Michel HAJJI GEORGIOU
30/10/2024
Il est vrai que Naïm Kassem, nouveau secrétaire général du Hezbollah, a autant de charisme que la « rencontre fortuite sur une table de dissection d’une machine à coudre et d’un parapluie », pour citer Lautréamont…
Là où Hassan Nasrallah était cet « ange séducteur » qui parvenait à hypnotiser, galvaniser, griser ses foules, et ce même en pleine tourmente, Naïm Kassem fait quelque part l’effet d’une gueule de bois après une soirée trop arrosée.

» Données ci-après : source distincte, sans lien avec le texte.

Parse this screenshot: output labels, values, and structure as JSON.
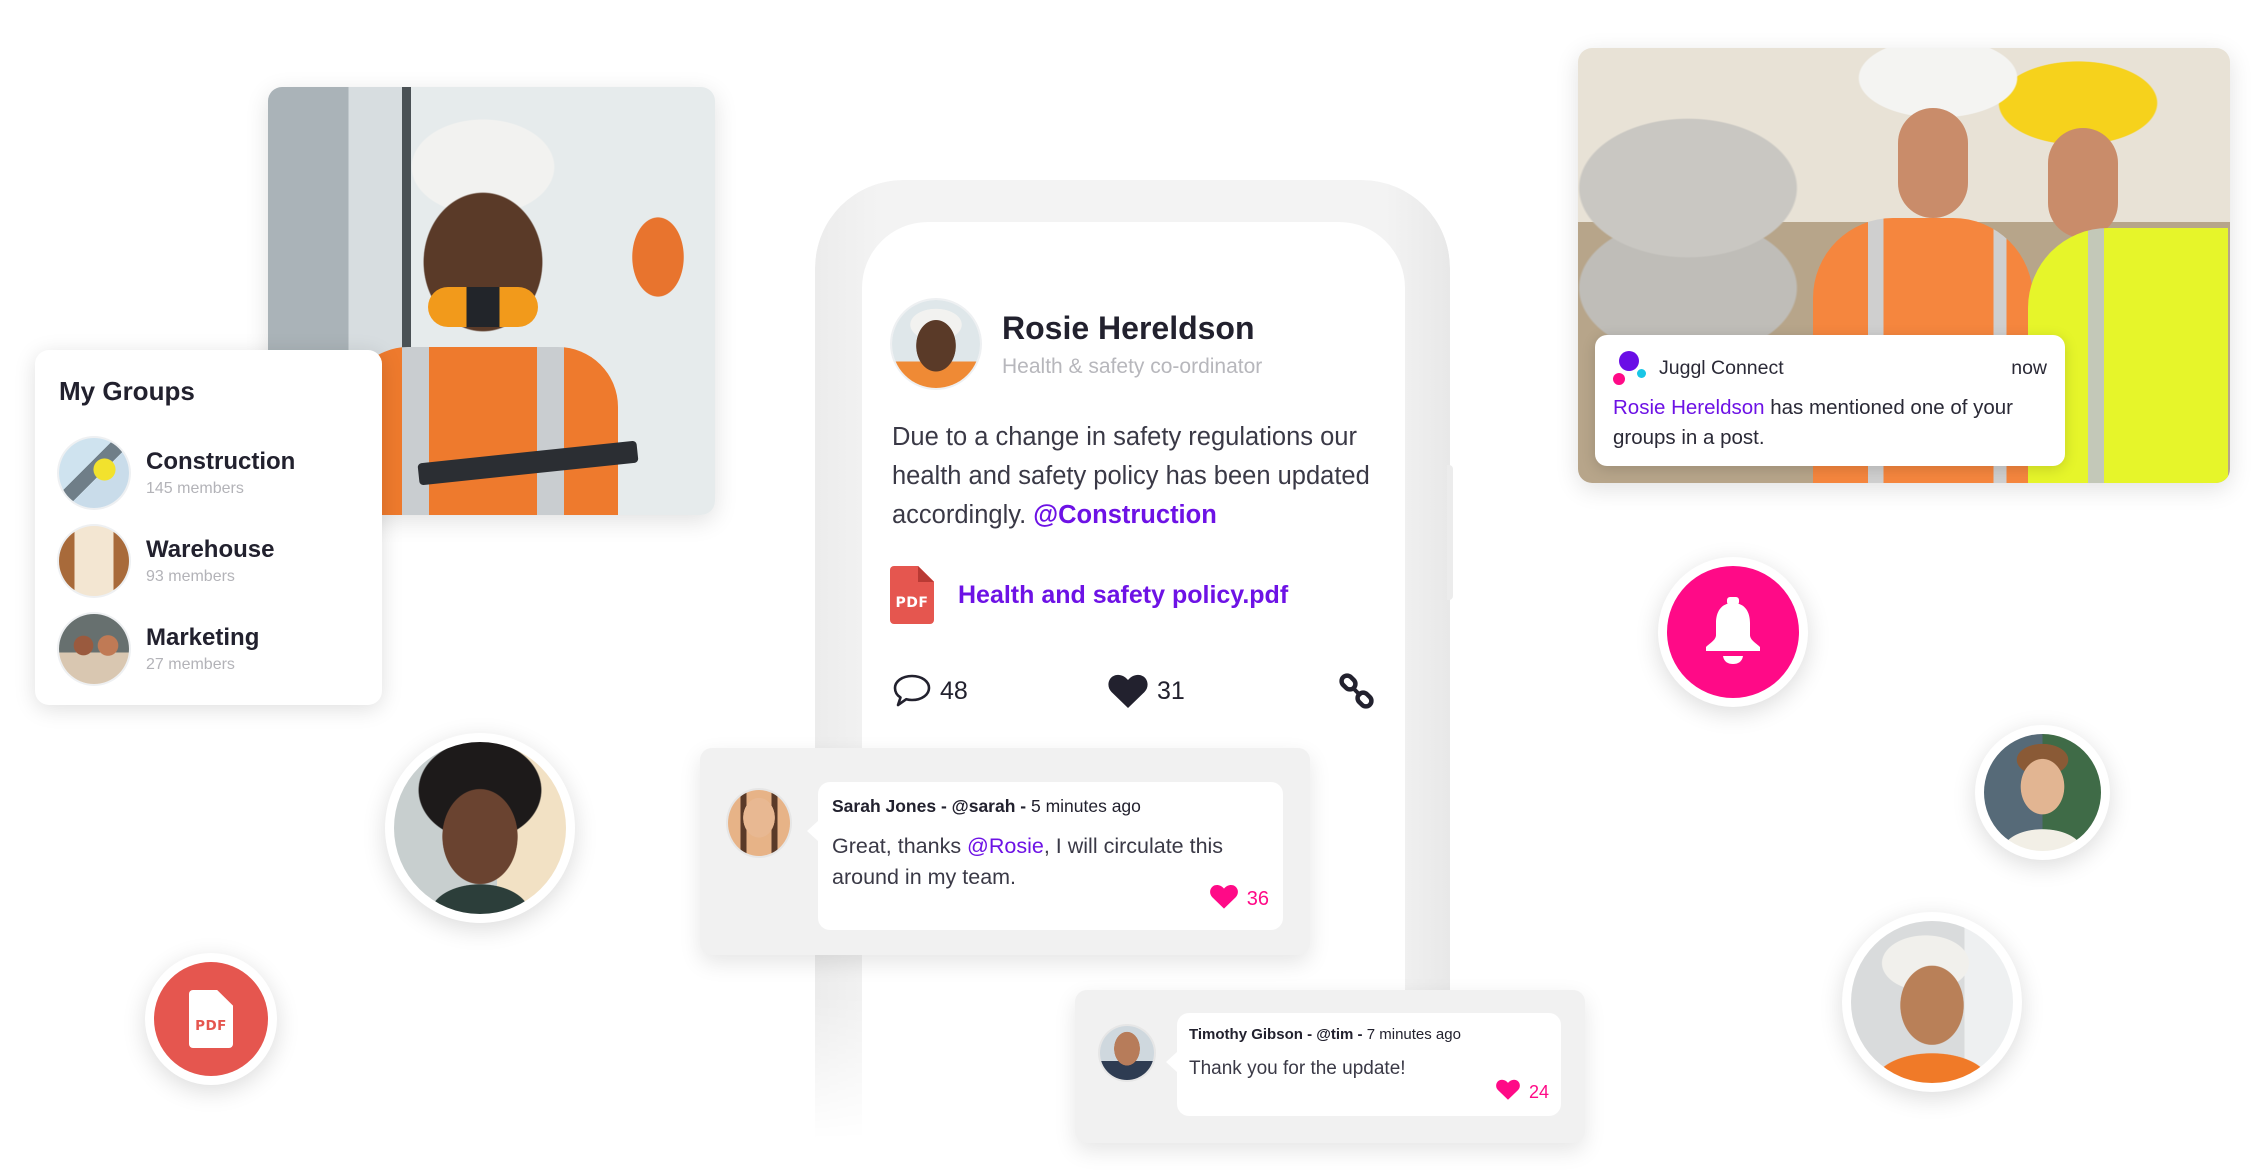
{
  "colors": {
    "accent_purple": "#6d12e5",
    "accent_pink": "#ff0a87",
    "pdf_red": "#e5564f",
    "text_dark": "#22212e",
    "text_muted": "#b3b3b8"
  },
  "photos": [
    {
      "name": "construction-worker-woman-photo",
      "alt": "Smiling construction worker in hard hat and orange vest holding radio and tablet"
    },
    {
      "name": "construction-workers-phone-photo",
      "alt": "Two construction workers looking at a phone"
    }
  ],
  "my_groups": {
    "title": "My Groups",
    "items": [
      {
        "name": "Construction",
        "members": "145 members"
      },
      {
        "name": "Warehouse",
        "members": "93 members"
      },
      {
        "name": "Marketing",
        "members": "27 members"
      }
    ]
  },
  "post": {
    "author": "Rosie Hereldson",
    "role": "Health & safety co-ordinator",
    "body": "Due to a change in safety regulations our health and safety policy has been updated accordingly.",
    "mention": "@Construction",
    "attachment": {
      "icon": "pdf-file-icon",
      "label": "PDF",
      "name": "Health and safety policy.pdf"
    },
    "actions": {
      "comments": "48",
      "likes": "31",
      "comment_icon": "speech-bubble-icon",
      "like_icon": "heart-icon",
      "share_icon": "link-icon"
    }
  },
  "comments": [
    {
      "author": "Sarah Jones",
      "handle": "@sarah",
      "time": "5 minutes ago",
      "text_before": "Great, thanks ",
      "mention": "@Rosie",
      "text_after": ", I will circulate this around in my team.",
      "likes": "36"
    },
    {
      "author": "Timothy Gibson",
      "handle": "@tim",
      "time": "7 minutes ago",
      "text_before": "Thank you for the update!",
      "mention": "",
      "text_after": "",
      "likes": "24"
    }
  ],
  "separator": " - ",
  "notification": {
    "app": "Juggl Connect",
    "time": "now",
    "who": "Rosie Hereldson",
    "message": " has mentioned one of your groups in a post."
  },
  "floating": {
    "bell_icon": "bell-icon",
    "pdf_label": "PDF"
  }
}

Ou, pour faire plus dans le style de la maison, comme celui d’un retour à l’insupportable pesanteur de la calamité une fois les effets du Captagon dissipés.

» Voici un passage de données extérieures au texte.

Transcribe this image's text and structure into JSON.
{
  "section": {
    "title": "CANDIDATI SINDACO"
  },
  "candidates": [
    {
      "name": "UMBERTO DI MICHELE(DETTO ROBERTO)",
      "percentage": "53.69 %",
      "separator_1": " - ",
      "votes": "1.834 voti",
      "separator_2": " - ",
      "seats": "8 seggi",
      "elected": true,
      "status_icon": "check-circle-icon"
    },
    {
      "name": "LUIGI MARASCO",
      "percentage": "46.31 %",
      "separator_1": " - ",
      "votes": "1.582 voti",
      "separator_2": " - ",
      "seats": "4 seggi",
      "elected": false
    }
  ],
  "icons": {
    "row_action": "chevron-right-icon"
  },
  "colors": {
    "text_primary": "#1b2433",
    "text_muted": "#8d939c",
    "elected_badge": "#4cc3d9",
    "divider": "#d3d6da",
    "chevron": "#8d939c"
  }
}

La triste réalité, c’est que le Hezbollah, avec ses hommes et son chef, loin de l’entité héroïque et messianique qu’ils prétend incarner, constitue un rassemblement de soldats de plomb qui se battent pour un territoire virtuel, une idéologie et un espace qui n’ont rien à voir avec le territoire physique et géographique du Liban et de ses habitants.

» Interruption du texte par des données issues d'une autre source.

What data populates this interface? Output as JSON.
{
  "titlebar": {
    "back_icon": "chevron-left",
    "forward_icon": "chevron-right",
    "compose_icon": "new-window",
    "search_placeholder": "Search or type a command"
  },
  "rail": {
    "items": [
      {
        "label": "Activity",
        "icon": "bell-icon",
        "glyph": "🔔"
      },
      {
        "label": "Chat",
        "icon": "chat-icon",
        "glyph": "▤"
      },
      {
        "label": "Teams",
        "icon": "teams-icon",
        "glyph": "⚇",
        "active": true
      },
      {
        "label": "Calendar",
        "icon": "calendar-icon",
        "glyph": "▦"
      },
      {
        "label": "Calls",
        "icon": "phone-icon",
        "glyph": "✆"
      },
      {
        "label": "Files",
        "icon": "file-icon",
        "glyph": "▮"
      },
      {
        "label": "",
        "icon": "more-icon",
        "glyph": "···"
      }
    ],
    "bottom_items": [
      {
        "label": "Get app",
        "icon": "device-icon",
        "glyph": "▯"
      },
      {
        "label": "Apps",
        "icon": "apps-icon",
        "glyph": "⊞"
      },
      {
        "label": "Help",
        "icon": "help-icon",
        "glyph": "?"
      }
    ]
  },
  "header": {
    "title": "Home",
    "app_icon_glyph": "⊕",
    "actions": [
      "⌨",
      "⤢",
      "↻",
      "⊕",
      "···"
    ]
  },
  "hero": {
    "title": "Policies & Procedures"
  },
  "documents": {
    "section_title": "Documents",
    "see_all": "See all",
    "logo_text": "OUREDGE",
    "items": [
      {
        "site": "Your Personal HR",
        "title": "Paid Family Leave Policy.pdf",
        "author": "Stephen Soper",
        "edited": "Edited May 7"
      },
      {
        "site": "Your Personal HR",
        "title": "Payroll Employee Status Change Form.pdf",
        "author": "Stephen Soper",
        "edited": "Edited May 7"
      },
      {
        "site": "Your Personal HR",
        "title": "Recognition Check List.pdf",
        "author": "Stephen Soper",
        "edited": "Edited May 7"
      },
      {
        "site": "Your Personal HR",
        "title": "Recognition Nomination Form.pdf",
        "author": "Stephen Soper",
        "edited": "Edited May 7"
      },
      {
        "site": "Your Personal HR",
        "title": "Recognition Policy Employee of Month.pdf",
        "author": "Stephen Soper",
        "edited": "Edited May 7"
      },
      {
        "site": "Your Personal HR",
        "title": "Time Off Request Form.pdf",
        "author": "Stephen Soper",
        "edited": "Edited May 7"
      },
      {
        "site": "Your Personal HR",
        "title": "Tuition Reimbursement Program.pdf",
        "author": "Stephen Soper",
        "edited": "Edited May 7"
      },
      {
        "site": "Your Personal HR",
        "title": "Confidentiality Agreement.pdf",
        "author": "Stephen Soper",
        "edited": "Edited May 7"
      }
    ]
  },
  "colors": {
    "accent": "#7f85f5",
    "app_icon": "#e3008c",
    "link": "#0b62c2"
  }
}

L’espace et la cause de leur lutte sont les intérêts des mollahs et le maintien de leur domination sur cette contrée de leur empire sans plus – en dépit de la campagne de marketing qui dure depuis des décennies concernant « la libération de la Palestine », la « force de dissuasion du Liban », la « défense des opprimés » ou encore la volonté d’assurer par les armes les privilèges et de préserver la primauté d’une communauté sur les autres pour que ses membres « ne redeviennent pas des portefaix au port de Beyrouth ».
Après des années de programmation des masses « à prier à Jérusalem », le Hezbollah nous dit à présent que son adversaire cherchait à déclencher cette guerre depuis longtemps… et donc que tout cela n’était qu’une fatalité, le destin inéluctable du Liban.
La volonté et la responsabilité n’ont aucune place dans le raisonnement idéologique. Que serait-ce alors s’il est en plus millénariste.
Bienvenue au pays du déterminisme historique.
Le résultat, c’est le carnage continu, l’atomisation de pans entiers du territoire libanais, et un déplacement de population titanesque en une poignée de semaines… sans parler de l’annihilation progressive du Hezbollah lui-même.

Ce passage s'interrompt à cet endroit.